Through my blog – and now my books - I want to do everything in my power to "fast track" other parents through this massive learning curve and point them towards good, solid, evidence-based support in a world where there is still precious little awareness about eating disorders, especially in boys.
Of course I’m not a clinician or an expert; I am just an ordinary mum writing about the day to day experiences of living with a teenage boy recovering from anorexia. But when you suddenly find yourself on this devastating journey, it can be so reassuring to know that others have been along this road too. To know what they went through, to know what signs to watch out for and to know what worked. And, importantly, during those many false summits and disappointments, to know how they found the strength to continue fighting as they helped to guide their child towards recovery. This is why I write my blog.

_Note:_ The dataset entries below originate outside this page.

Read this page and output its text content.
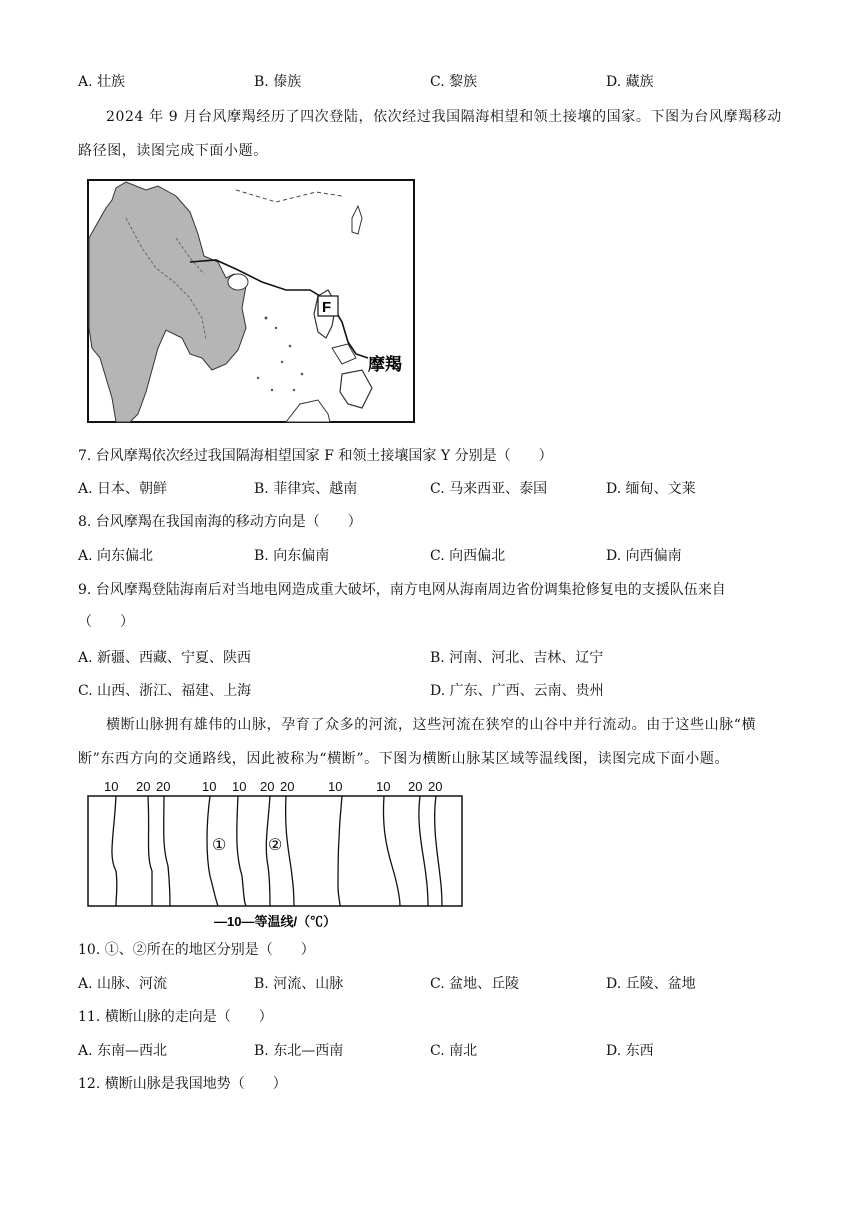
A. 壮族	B. 傣族	C. 黎族	D. 藏族
2024 年 9 月台风摩羯经历了四次登陆，依次经过我国隔海相望和领土接壤的国家。下图为台风摩羯移动路径图，读图完成下面小题。
F
摩羯
7. 台风摩羯依次经过我国隔海相望国家 F 和领土接壤国家 Y 分别是（　　）
A. 日本、朝鲜	B. 菲律宾、越南	C. 马来西亚、泰国	D. 缅甸、文莱
8. 台风摩羯在我国南海的移动方向是（　　）
A. 向东偏北	B. 向东偏南	C. 向西偏北	D. 向西偏南
9. 台风摩羯登陆海南后对当地电网造成重大破坏，南方电网从海南周边省份调集抢修复电的支援队伍来自
（　　）
A. 新疆、西藏、宁夏、陕西	B. 河南、河北、吉林、辽宁
C. 山西、浙江、福建、上海	D. 广东、广西、云南、贵州
横断山脉拥有雄伟的山脉，孕育了众多的河流，这些河流在狭窄的山谷中并行流动。由于这些山脉“横断”东西方向的交通路线，因此被称为“横断”。下图为横断山脉某区域等温线图，读图完成下面小题。
10 20 20 10 10 20 20	10	10 20 20
①	②
—10—等温线/（℃）
10. ①、②所在的地区分别是（　　）
A. 山脉、河流	B. 河流、山脉	C. 盆地、丘陵	D. 丘陵、盆地
11. 横断山脉的走向是（　　）
A. 东南—西北	B. 东北—西南	C. 南北	D. 东西
12. 横断山脉是我国地势（　　）
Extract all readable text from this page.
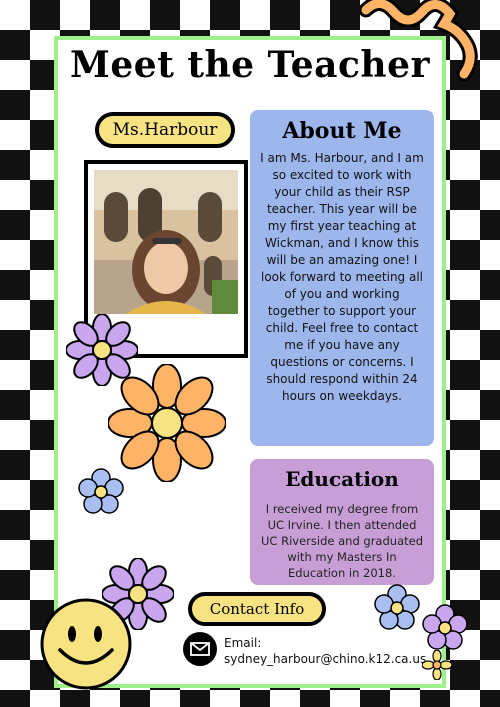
Meet the Teacher
Ms.Harbour	About Me
I am Ms. Harbour, and I am so excited to work with your child as their RSP teacher. This year will be my first year teaching at Wickman, and I know this will be an amazing one! I look forward to meeting all of you and working together to support your child. Feel free to contact me if you have any questions or concerns. I should respond within 24 hours on weekdays.
Education
I received my degree from UC Irvine. I then attended UC Riverside and graduated with my Masters In Education in 2018.
Contact Info
Email:
sydney_harbour@chino.k12.ca.us
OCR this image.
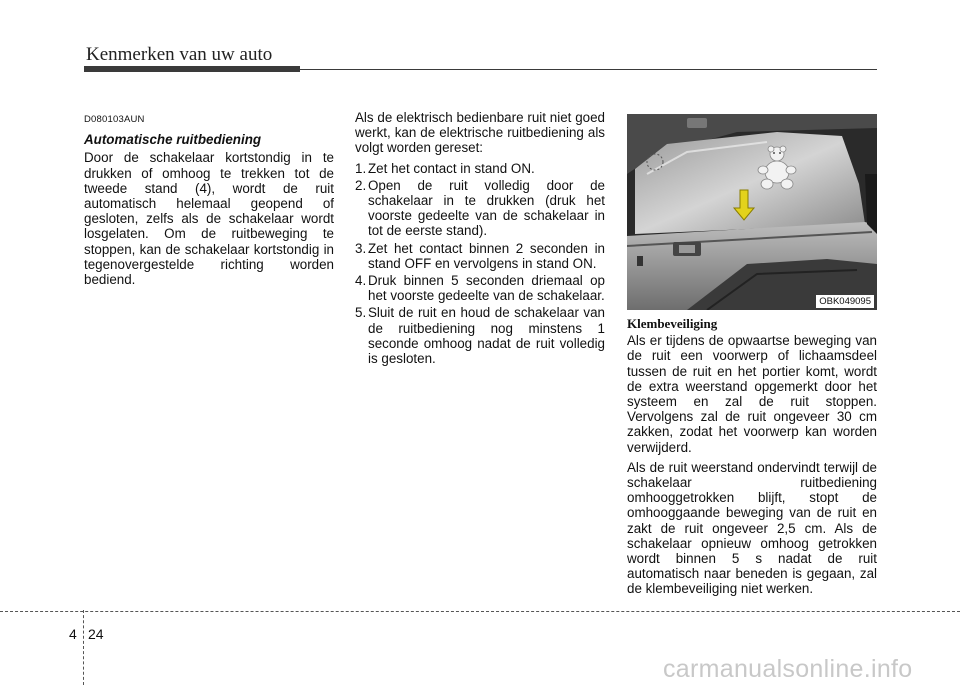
Kenmerken van uw auto
D080103AUN
Automatische ruitbediening

Door de schakelaar kortstondig in te drukken of omhoog te trekken tot de tweede stand (4), wordt de ruit automatisch helemaal geopend of gesloten, zelfs als de schakelaar wordt losgelaten. Om de ruitbeweging te stoppen, kan de schakelaar kortstondig in tegenovergestelde richting worden bediend.

Als de elektrisch bedienbare ruit niet goed werkt, kan de elektrische ruitbediening als volgt worden gereset:

1. Zet het contact in stand ON.
2. Open de ruit volledig door de schakelaar in te drukken (druk het voorste gedeelte van de schakelaar in tot de eerste stand).
3. Zet het contact binnen 2 seconden in stand OFF en vervolgens in stand ON.
4. Druk binnen 5 seconden driemaal op het voorste gedeelte van de schakelaar.
5. Sluit de ruit en houd de schakelaar van de ruitbediening nog minstens 1 seconde omhoog nadat de ruit volledig is gesloten.
OBK049095
Klembeveiliging

Als er tijdens de opwaartse beweging van de ruit een voorwerp of lichaamsdeel tussen de ruit en het portier komt, wordt de extra weerstand opgemerkt door het systeem en zal de ruit stoppen. Vervolgens zal de ruit ongeveer 30 cm zakken, zodat het voorwerp kan worden verwijderd.

Als de ruit weerstand ondervindt terwijl de schakelaar ruitbediening omhooggetrokken blijft, stopt de omhooggaande beweging van de ruit en zakt de ruit ongeveer 2,5 cm. Als de schakelaar opnieuw omhoog getrokken wordt binnen 5 s nadat de ruit automatisch naar beneden is gegaan, zal de klembeveiliging niet werken.

4 24
carmanualsonline.info
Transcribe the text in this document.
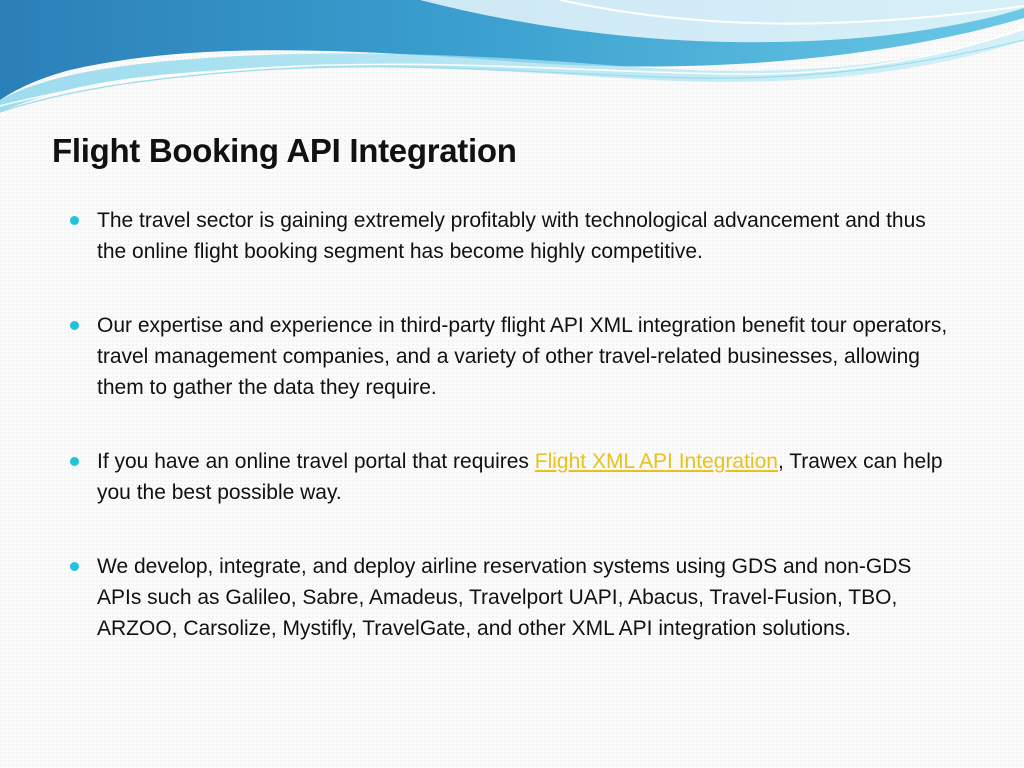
Flight Booking API Integration
The travel sector is gaining extremely profitably with technological advancement and thus the online flight booking segment has become highly competitive.
Our expertise and experience in third-party flight API XML integration benefit tour operators, travel management companies, and a variety of other travel-related businesses, allowing them to gather the data they require.
If you have an online travel portal that requires Flight XML API Integration, Trawex can help you the best possible way.
We develop, integrate, and deploy airline reservation systems using GDS and non-GDS APIs such as Galileo, Sabre, Amadeus, Travelport UAPI, Abacus, Travel-Fusion, TBO, ARZOO, Carsolize, Mystifly, TravelGate, and other XML API integration solutions.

But the problem with my blog is that, by the end of 2012, it was getting extremely long. There are now 418 posts in total which makes it difficult for other families to plough through everything. Blogs aren’t like books. You can’t just read through them from start to finish and you can’t easily refer back to something you found particularly helpful or relevant. You’re clicking here, there and everywhere. Worse, much of the earlier information – for example from 2011 - risks getting overlooked altogether. And there’s some important stuff in there! I know, because I’ve had so much positive and encouraging feedback from my blog followers.
This is why I made the decision to publish my blog in paperback, in two volumes: 2011 and 2012. This book is a collection of posts from 2012.
I hope it proves useful to you. And, if you haven’t already read Part I (2011 posts), then I invite you to read this too.